Façamos um exercício imaginativo, antes de iniciar a leitura deste clássico. No ano de 2015, um líder camponês emerge do interior do país, dos sertões (isto é, daquela ampla região do Brasil rural que pode ser definida em oposição ao litoral e longe das grandes cidades), e consegue fundar uma pequena comunidade que se recusa a obedecer às regras da República. Neste pequeno povoado imaginário, não se paga imposto, não há democracia, e todo poder emana da figura desse líder hipotético, que estipula regras moralmente muito rígidas – é proibido consumir bebidas alcoólicas, é proibido faltar aos cultos religiosos, homens e mulheres, para o bem da decência, não frequentam o mesmo espaço etc. – e prega à comunidade todas as noites, fazendo profecias revolucionárias e associando a República aos poderes do diabo. Como você acha que o governo federal reagiria a tal conjunto de dados, mesmo que não fossem estritamente verdadeiros? Agora imagine que um jornalista fervorosamente republicano, culto, com amplo domínio de diversas áreas do conhecimento humano, de um jornal do centro do país, digamos, de São Paulo, seja deslocado para cobrir in loco essa estranha revolta sertaneja…
Se nos acompanhou nessa pequena jogada de imaginação, o leitor conseguiu divisar boa parte dos fatores que envolve a escritura de Os Sertões, este caso raríssimo das letras não só brasileiras, mas americanas, misto de reportagem de guerra, ensaio documental e libelo político lançado em 1902.
O texto acima é o início da Apresentação de Os Sertões, livro de Euclides da Cunha que acaba de ser lançado na Coleção L&PM Pocket. Esta Apresentação, de 15 páginas, foi escrita em conjunto pelos doutores em Literatura Brasileira Luís Augusto Fischer, Guto Leite e Homero Vizeu Araújo e recupera alguns dados que ajudam a aproveitar ainda melhor a leitura deste grande clássico.

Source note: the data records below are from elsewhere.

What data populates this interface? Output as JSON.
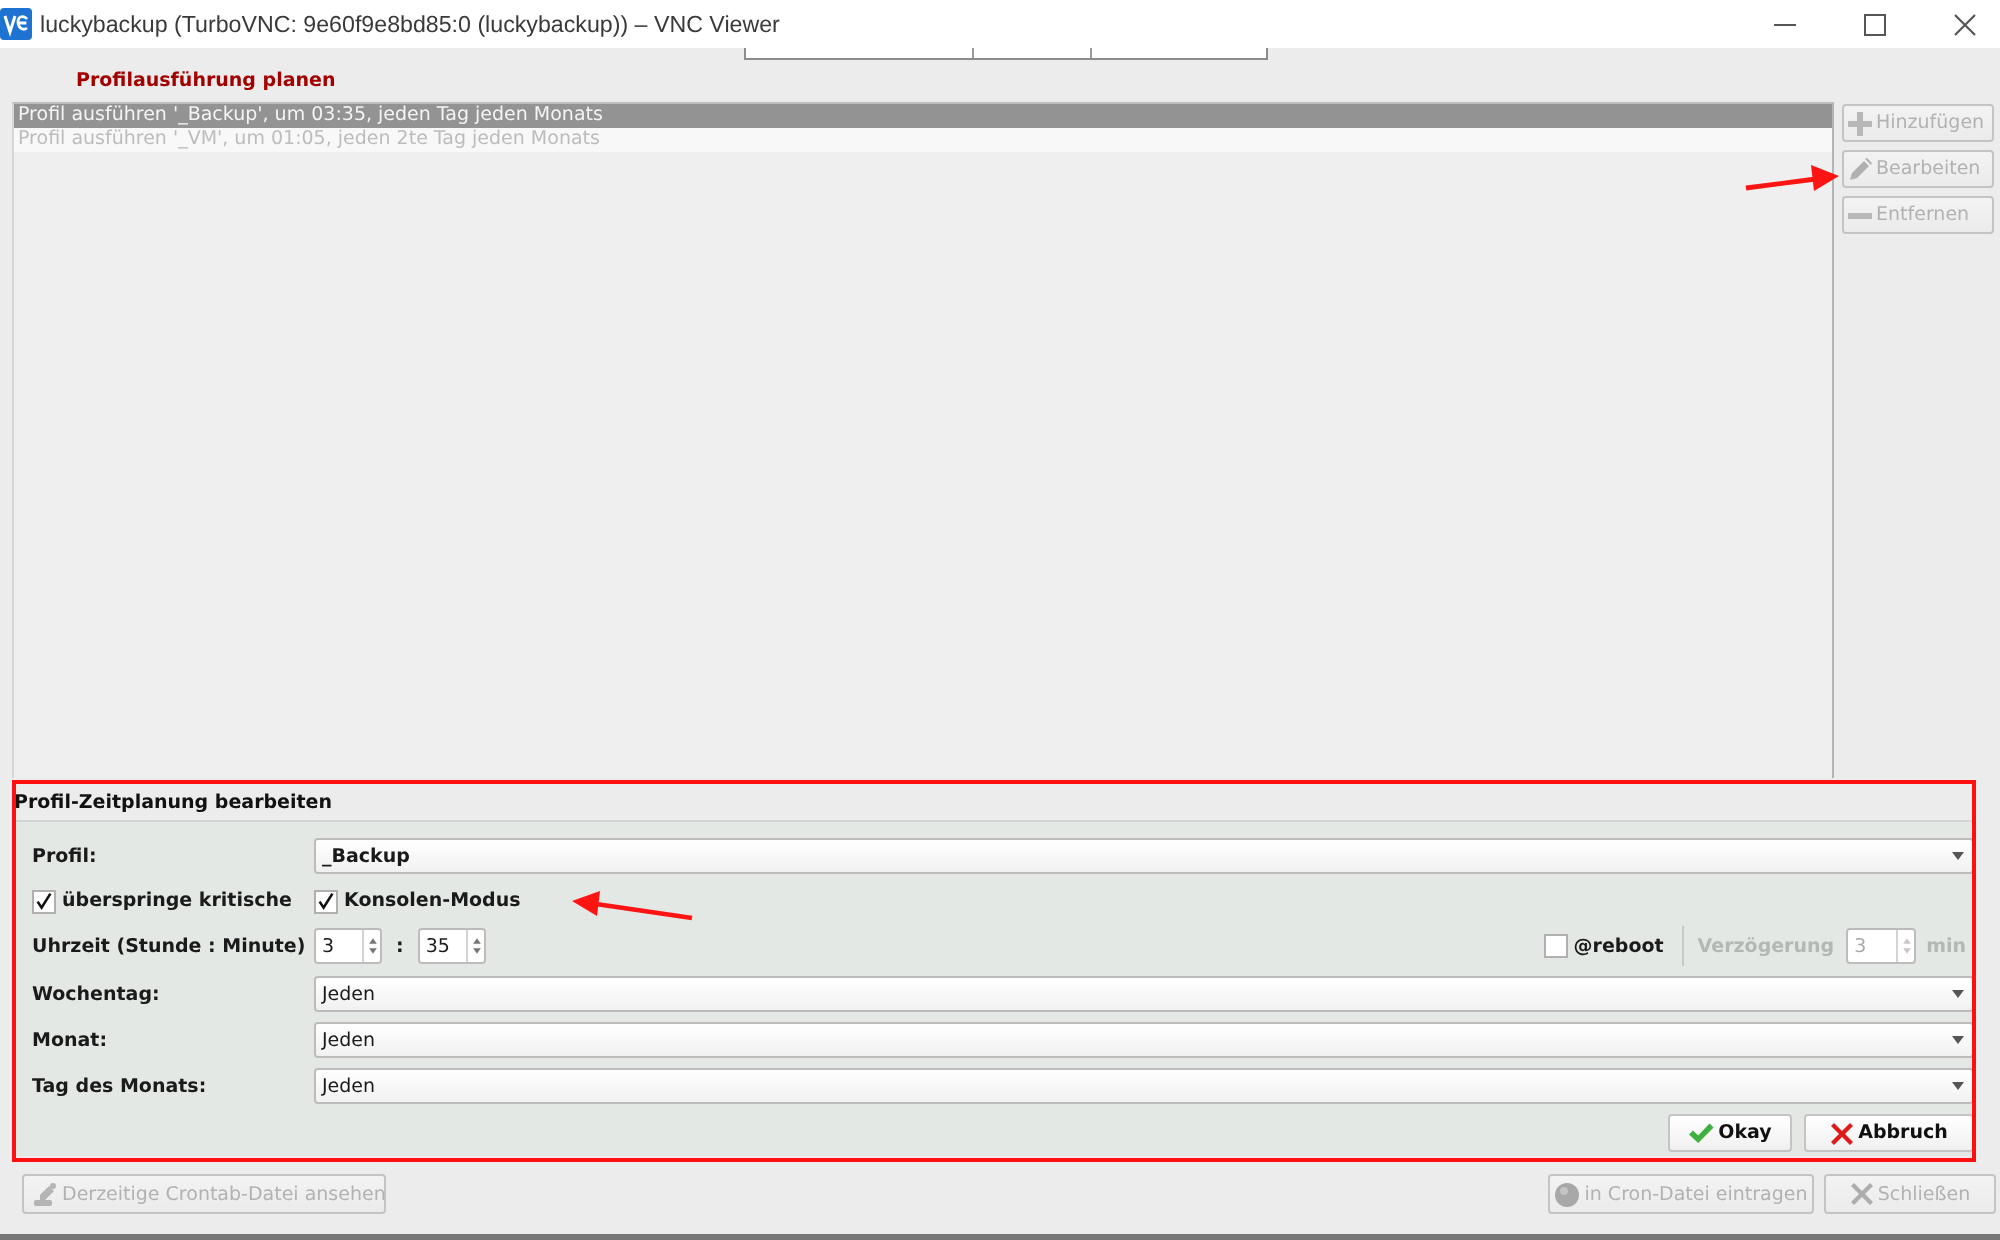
{
  "window": {
    "title": "luckybackup (TurboVNC: 9e60f9e8bd85:0 (luckybackup)) – VNC Viewer"
  },
  "schedule": {
    "heading": "Profilausführung planen",
    "rows": [
      {
        "text": "Profil ausführen '_Backup', um 03:35, jeden Tag jeden Monats",
        "selected": true,
        "disabled": false
      },
      {
        "text": "Profil ausführen '_VM', um 01:05, jeden 2te Tag jeden Monats",
        "selected": false,
        "disabled": true
      }
    ],
    "buttons": [
      {
        "label": "Hinzufügen",
        "kind": "add",
        "disabled": true
      },
      {
        "label": "Bearbeiten",
        "kind": "edit",
        "disabled": true
      },
      {
        "label": "Entfernen",
        "kind": "remove",
        "disabled": true
      }
    ]
  },
  "editor": {
    "title": "Profil-Zeitplanung bearbeiten",
    "profile": {
      "label": "Profil:",
      "value": "_Backup"
    },
    "options": [
      {
        "label": "überspringe kritische",
        "checked": true
      },
      {
        "label": "Konsolen-Modus",
        "checked": true
      }
    ],
    "time": {
      "label": "Uhrzeit (Stunde : Minute)",
      "hour": "3",
      "separator": ":",
      "minute": "35"
    },
    "reboot": {
      "label": "@reboot",
      "checked": false
    },
    "delay": {
      "label": "Verzögerung",
      "value": "3",
      "unit": "min",
      "disabled": true
    },
    "selects": [
      {
        "label": "Wochentag:",
        "value": "Jeden"
      },
      {
        "label": "Monat:",
        "value": "Jeden"
      },
      {
        "label": "Tag des Monats:",
        "value": "Jeden"
      }
    ],
    "buttons": [
      {
        "label": "Okay",
        "kind": "ok",
        "disabled": false
      },
      {
        "label": "Abbruch",
        "kind": "cancel",
        "disabled": false
      }
    ]
  },
  "footer": {
    "buttons": [
      {
        "label": "Derzeitige Crontab-Datei ansehen",
        "kind": "view",
        "disabled": true
      },
      {
        "label": "in Cron-Datei eintragen",
        "kind": "write",
        "disabled": true
      },
      {
        "label": "Schließen",
        "kind": "close",
        "disabled": true
      }
    ]
  }
}
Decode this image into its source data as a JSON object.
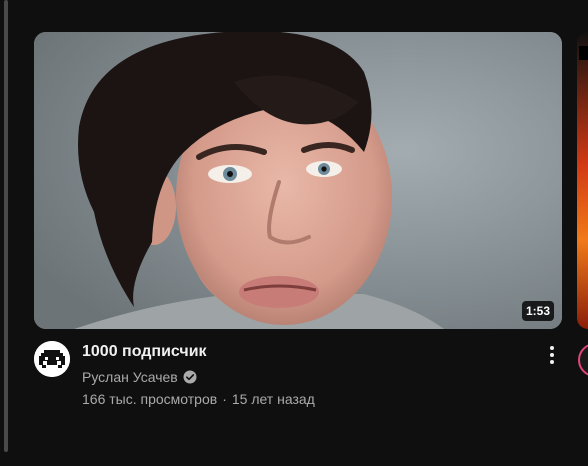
{
  "video": {
    "title": "1000 подписчик",
    "duration": "1:53",
    "channel": "Руслан Усачев",
    "views": "166 тыс. просмотров",
    "separator": "·",
    "published": "15 лет назад"
  },
  "icons": {
    "verified": "verified-check-icon",
    "menu": "more-vert-icon"
  },
  "colors": {
    "background": "#0f0f0f",
    "title": "#f1f1f1",
    "secondary": "#aaaaaa"
  }
}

Em 1897, Euclides da Cunha foi enviado a Canudos, no interior da Bahia, como correspondente do jornal O Estado de S. Paulo. Lá, os seguidores de Antônio Conselheiro, o líder religioso que comandava a revolta, já haviam derrotado três expedições militares. Da região de Canudos, onde permaneceu durante dois meses, Euclides da Cunha ficou intensamente impressionado com as cenas de violência e miséria que viu. Foi nessa época que ele deu início ao que viria a ser Os Sertões.
Quando a primeira edição do livro foi lançada, trazia, em suas páginas, três fotografias captadas pelas lentes de Flávio de Barros, fotógrafo contratado pelo Exército.
O fotógrafo foi autor dos únicos registros até hoje conhecidos do dia a dia das tropas, da rendição e da destruição do arraial organizado por Antônio Conselheiro.
As três imagens escolhidas para ilustrar o livro foram rebatizadas por Euclides da Cunha. “Divisão Canet” ganhou o nome de “Monte Santo”. “7° Batalhão de Infantaria nas Trincheiras” virou “Acampamento dentro de Canudos”. E a mais emblemática de todas, “400 jagunços prisioneiros” ganhou o nome de “As prisioneiras”.
As dezenas de fotografias de Flávio de Barros sobre a Guerra de Canudos são atualmente disponibilizadas na Brasiliana Fotográfica e, em 2002, o Instituto Moreira Salles realizou a recuperação digital dos originais existentes nos acervos do Museu da República, no Rio de Janeiro, do Instituto Geográfico e Histórico da Bahia, em Salvador, e da Casa de Cultura Euclides da Cunha, em São José do Rio Pardo. Com a colaboração dessas instituições, a Brasiliana pode constituir um álbum canônico virtual gerado a partir do exemplar em melhor estado de conservação existente em cada uma das apenas setenta imagens conhecidas do evento. Clique aqui para conhecer.
Além de Flávio de Barros, outro fotógrafo foi enviado a Canudos em abril de 1897. Seu nome era Juan Gutierrez de Padilla e ele foi mortalmente ferido em 28 de junho daquele mesmo ano. Até hoje, não se conhece nenhum registro fotográfico que Padilla tenha feito do conflito. Em Os Sertões, Euclides da Cunha referiu-se a ele como um “Oficial honorário, um artista que fora até lá atraído pela estética sombria das batalhas”.